Pupils from seven primary and secondary schools across the region learned about the risks of smoking at Smokescreen, a day-long event exploring the links between tobacco and health.
One of the highlights of the day, staged at which was held at the New College Lanarkshire in Kirkintilloch. was “CSI Kirkintilloch”.
Participants were presented with the outline of a person who smoked 20 cigarettes daily for 20 years and were then tasked with identifying how tobacco contributed to his death.
They were also able to catch a grim look at what smoking is said to do to skin, thanks to the make- up artistry skills of college pupils who used clever “ageing” techniques.
Groups used maths to work out how much being a smoker costs, comparing it to sought-after
items such as smartphones and even a flat.
They also examined a display of the many chemicals added to cigarettes, “tar in a jar”, and a healthy/diseased lung display.

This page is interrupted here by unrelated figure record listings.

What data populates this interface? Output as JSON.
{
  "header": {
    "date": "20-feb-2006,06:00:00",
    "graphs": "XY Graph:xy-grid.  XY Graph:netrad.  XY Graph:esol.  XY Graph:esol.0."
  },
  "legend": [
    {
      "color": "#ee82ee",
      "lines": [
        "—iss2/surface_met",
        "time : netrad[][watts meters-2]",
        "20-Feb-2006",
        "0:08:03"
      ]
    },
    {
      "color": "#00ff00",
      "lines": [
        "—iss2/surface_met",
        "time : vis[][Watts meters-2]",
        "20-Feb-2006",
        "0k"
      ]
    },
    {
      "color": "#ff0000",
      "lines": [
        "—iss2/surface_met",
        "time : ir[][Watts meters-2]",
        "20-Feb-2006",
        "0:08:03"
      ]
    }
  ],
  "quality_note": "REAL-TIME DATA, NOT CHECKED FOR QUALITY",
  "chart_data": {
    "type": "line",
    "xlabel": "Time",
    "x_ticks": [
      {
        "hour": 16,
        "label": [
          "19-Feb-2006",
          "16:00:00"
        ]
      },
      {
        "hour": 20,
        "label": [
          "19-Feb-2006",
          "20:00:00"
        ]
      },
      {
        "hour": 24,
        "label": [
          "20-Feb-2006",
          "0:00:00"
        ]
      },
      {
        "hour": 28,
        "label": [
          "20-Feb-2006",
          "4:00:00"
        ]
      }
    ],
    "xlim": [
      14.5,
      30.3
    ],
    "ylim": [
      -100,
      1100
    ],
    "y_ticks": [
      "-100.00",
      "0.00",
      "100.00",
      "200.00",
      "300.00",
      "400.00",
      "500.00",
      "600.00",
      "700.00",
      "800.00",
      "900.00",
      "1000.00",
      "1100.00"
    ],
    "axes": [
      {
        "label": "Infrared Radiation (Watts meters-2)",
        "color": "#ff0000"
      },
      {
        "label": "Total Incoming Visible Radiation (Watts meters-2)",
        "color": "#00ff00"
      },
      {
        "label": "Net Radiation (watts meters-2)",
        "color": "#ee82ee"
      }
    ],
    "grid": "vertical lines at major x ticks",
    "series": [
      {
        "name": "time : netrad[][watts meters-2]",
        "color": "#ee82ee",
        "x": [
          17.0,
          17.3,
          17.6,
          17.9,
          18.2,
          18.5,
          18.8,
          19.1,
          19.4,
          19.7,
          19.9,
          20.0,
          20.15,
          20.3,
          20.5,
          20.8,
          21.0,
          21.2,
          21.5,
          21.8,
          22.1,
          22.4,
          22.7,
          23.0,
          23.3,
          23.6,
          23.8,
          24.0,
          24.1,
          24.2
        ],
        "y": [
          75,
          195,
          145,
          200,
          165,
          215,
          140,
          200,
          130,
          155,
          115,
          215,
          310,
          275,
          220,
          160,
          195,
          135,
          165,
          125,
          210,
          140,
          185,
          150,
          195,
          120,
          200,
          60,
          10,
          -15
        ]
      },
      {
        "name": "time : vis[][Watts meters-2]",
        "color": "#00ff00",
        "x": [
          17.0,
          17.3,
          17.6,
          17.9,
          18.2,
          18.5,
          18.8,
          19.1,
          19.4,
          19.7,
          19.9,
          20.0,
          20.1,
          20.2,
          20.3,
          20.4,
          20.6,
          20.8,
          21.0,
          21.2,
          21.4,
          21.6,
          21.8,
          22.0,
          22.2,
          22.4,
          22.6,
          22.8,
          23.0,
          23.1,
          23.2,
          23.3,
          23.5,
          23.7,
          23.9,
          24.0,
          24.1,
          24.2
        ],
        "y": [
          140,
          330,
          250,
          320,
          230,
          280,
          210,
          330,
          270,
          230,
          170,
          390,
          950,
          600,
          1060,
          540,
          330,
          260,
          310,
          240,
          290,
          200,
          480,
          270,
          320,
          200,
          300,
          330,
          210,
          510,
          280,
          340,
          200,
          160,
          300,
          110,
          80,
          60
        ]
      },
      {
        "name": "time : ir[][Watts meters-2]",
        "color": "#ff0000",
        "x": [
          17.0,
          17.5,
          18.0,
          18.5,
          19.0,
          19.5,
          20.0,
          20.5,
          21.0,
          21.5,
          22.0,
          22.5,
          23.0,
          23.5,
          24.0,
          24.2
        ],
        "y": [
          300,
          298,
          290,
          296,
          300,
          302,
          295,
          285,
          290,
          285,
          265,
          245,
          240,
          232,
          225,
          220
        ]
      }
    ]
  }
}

Pupils were also invited to use special straws to see how smoking affects the breathing, take part in a race on space hoppers and ride on a smoothie bike with members of the college’s Student Association.
The workshops were organised to mark national No Smoking Day 2017 by the college and East Dunbartonshire Health and Social Care Partnership’s (HSCP’s) Smokefree Services team.
Miranda Roy, an S1 pupil from Bishopbriggs Academy, said: “I found that the number of chemicals in cigarettes was really sickening, and the ageing process experiment was a sad surprise.”
HSCP Chair Councillor Rhondda Geekie said, “An average of 20 young people start smoking in Scotland every day, and around two thirds of regular smokers started before the age of 18.
“While the number of smokers is steadily falling, we still need to educate about the dangers.
“Our aim is for East Dunbartonshire to be “smoke free” by 2034.
“Smokescreen was a fantastic way to bring this vital health message to life in a fun and practical way, while complementing a range of lessons taught in the classroom.”